Depremde 14 kişinin hayatını kaybettiği apartmanın müteahhidi: 'Kaliteli malzeme kullandım'

Kahramanmaraş merkezli 6 Şubat depremlerinde, Hatay Antakya Ekinci Mahallesi'nde yıkılan Alya Uçar Apartmanı'nda, 2'si bebek, 1'i çocuk olmak üzere 14 kişi hayatını kaybetti.

Apartmanın yıkılmasına ilişkin iddianame, depremin üzerinden iki yıl geçtikten sonra tamamlandı.

DURUŞMA 2 SENE SONRA GÖRÜLDÜ

Müteahhit Hikmet Günsay, şantiye şefi Adem Sabırlı, denetçi Ali Şahin, statik proje müellifi Ayhan Girişken, proje denetçisi Antuvan Ayrancıoğlu ve zemin etüt raporunu hazırlayan Salih Zorsu hakkında, "taksirle ölüme ve yaralanmaya neden olma" suçlamasıyla 15 yıla kadar hapis istemiyle açılan davanın ilk duruşması, depremin üzerinden 28 ay geçtikten sonra görüldü.

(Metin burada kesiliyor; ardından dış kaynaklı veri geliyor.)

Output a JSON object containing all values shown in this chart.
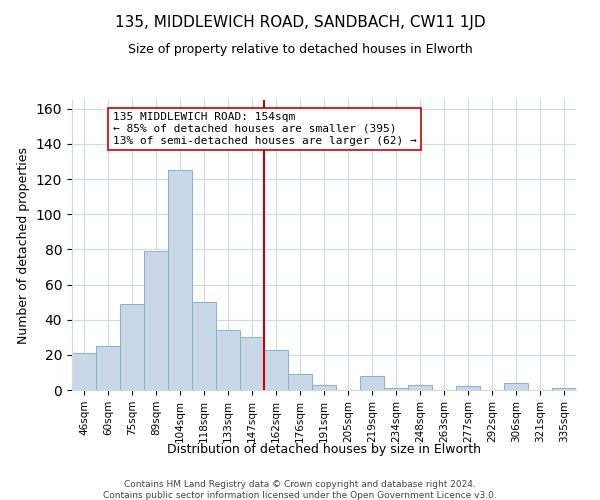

Duruşmaya, başka bir deprem dosyasından tutuklu bulunan müteahhit Hikmet Günsay, cezaevinden SEGBİS aracılığıyla bağlandı, tutuksuz sanıklardan Adem Sabırlı, Ayhan Girişken ve Salih Zorsu duruşma salonunda hazır bulundu, diğer tutuksuz sanıklar duruşmaya katılmadı.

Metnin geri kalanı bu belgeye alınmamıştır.